Bir şehrin ya da bölgenin yerel ürünleriyle hazırlanan yemekler, o coğrafyanın kimliğini yansıtan somut kültürel değerlerden biridir. Bu nedenle tarımsal faaliyetin kalitesinin korunması, öncelikle sürdürülebilir yerel ürünler temelli bir yaklaşımın geliştirilmesine bağlıdır. Ancak bu da yetmez, çiftçinin bu sürdürülebilir yerel ürün temelli üretimden kazançlı çıkmasını sağlayacak bir ekonomik ortam oluşturmak da gerekir. Bunun için o şehrin ya da bölgenini gastronomik zenginliğini hem ulusal hem de küresel ölçekte markalaştırmak yönünde adımlar atmak en mantıklı çözüm. Yani gastro-turizmin tarım eksenli olması şart ve hatta mümkünse gastro-turizmle agro-turizmi bütünleştirecek etkinlikler düzenlemek…
SÜRDÜRÜLEBİLİR KALKINMA VE
AGRO-GASTRO TURİZM
Türkiye gibi zengin tarım coğrafyasına ve mutfak mirasına sahip bir ülke için gastro-turizm, sürdürülebilir kalkınma yolunda önemli fırsatlar sunuyor. Gastronomi, bir ülkenin sadece lezzetler yelpazesini değil; kültürel mirasını, tarım bilgisini, sürdürülebilir üretim anlayışını ve toplumsal yaratıcılığını da yansıtan en güçlü vitrinlerden biri… İşte tam bu noktada UNESCO’nun ‘Yaratıcı Şehirler Ağı’ (UNESCO Creative Cities Network-UCCN), şehirlerin bu zenginliklerini küresel ölçekte tescilleyen ve dünyaya tanıtan en prestijli platformlardan biri.
UNESCO Yaratıcı Şehirler Ağı 2004 yılında başlatıldı. Bu ağ, şehirlerin kültürel yaratıcılığı kalkınmanın çekirdek unsuru olarak benimsemesini hedefliyor. Gastronomi kategorisi 2005’te tanındı ve bugün 34 ülkede 56 şehir bu unvana sahip.

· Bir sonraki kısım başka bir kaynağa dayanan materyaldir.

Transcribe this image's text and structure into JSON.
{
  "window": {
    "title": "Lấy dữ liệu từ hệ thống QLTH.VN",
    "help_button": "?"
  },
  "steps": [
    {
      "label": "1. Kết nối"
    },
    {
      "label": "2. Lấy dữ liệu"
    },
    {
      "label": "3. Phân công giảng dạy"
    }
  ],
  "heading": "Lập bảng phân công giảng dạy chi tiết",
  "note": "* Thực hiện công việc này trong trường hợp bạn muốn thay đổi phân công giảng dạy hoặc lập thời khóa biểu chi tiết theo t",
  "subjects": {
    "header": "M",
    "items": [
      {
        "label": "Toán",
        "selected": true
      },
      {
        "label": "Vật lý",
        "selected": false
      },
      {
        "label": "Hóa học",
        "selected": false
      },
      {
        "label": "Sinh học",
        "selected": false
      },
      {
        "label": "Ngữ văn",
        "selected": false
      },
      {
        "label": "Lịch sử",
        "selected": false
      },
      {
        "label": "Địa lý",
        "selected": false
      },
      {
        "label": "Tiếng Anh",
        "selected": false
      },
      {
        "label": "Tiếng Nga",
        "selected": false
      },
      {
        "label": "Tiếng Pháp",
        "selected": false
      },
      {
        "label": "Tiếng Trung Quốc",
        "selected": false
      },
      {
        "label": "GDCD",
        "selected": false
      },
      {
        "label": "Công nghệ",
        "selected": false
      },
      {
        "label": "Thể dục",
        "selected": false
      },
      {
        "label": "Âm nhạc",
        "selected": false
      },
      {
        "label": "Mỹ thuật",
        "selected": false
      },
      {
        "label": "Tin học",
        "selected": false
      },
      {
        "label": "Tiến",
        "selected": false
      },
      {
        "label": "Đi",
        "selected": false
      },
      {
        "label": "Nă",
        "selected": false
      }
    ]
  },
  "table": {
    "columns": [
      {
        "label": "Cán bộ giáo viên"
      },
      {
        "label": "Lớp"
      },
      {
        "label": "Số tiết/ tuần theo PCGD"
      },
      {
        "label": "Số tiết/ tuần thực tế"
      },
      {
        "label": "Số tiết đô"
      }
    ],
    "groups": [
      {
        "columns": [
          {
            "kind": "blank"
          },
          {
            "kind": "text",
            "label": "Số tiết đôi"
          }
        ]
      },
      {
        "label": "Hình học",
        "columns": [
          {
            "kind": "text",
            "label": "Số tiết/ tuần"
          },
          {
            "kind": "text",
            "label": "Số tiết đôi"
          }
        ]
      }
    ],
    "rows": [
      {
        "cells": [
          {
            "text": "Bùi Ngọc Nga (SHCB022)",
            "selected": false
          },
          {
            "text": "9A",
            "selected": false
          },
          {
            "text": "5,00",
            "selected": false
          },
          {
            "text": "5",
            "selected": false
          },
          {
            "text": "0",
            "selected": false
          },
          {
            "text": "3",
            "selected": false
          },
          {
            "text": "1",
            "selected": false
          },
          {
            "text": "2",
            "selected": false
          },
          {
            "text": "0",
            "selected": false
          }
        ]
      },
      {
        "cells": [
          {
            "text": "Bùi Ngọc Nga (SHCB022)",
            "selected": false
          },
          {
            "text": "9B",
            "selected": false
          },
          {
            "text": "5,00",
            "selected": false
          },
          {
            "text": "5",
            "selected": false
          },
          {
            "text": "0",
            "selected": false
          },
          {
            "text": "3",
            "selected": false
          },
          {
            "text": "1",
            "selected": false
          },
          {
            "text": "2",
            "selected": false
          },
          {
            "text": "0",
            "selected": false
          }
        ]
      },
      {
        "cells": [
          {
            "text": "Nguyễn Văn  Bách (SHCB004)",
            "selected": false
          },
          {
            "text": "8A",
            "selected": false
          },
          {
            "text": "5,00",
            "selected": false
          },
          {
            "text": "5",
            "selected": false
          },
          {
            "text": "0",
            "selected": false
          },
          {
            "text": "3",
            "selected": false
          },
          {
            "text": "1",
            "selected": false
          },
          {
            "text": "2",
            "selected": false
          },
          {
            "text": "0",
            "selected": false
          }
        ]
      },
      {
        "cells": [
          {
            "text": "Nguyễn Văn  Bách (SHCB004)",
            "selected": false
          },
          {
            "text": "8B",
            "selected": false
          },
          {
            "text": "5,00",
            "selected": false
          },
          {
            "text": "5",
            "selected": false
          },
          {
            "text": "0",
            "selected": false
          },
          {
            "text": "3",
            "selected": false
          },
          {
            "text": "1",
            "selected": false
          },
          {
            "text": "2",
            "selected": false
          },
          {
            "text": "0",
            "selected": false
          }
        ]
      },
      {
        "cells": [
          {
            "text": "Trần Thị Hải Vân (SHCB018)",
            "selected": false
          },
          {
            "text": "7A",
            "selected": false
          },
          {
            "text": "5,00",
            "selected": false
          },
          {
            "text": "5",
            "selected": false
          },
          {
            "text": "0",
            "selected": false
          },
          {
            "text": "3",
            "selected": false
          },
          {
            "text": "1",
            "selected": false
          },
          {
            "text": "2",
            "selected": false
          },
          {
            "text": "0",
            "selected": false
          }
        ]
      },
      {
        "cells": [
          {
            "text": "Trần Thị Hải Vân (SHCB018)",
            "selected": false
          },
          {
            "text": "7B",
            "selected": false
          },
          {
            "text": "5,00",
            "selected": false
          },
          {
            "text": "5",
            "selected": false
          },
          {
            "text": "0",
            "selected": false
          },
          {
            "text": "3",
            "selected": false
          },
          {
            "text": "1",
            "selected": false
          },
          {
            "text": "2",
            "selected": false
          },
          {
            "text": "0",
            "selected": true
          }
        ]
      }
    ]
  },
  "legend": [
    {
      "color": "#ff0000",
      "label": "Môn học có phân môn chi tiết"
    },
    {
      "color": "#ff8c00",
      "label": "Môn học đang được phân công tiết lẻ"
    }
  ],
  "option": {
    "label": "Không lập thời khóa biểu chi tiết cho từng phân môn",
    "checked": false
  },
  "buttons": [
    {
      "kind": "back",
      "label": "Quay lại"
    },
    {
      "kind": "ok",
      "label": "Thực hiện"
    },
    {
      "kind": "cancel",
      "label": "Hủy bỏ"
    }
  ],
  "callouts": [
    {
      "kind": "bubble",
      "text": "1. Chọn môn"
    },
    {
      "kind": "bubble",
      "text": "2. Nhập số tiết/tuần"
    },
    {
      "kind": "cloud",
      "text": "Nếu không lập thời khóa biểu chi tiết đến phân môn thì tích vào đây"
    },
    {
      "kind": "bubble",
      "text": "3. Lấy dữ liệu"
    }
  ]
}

Bu şehirler, mutfak mirasını sadece korumakla kalmıyor, aynı zamanda gastronomiyi ekonomik büyüme, turizm, eğitim ve kültürel diplomasi aracı olarak da kullanıyor.
Bu ağa Türkiye’den Gaziantep, Hatay ve Afyonkarahisar dahil oldu bugüne kadar… Ancak bu sayının en az beşle çarpılması gerek; zira Türkiye’nin tarımsal ürün, farklı mutfak kültürleri, pişirme yöntemleri dikkate alınırsa, bu işten bile değil! Bunun yolu ise bu potansiyeli pazarlamaktan geçiyor.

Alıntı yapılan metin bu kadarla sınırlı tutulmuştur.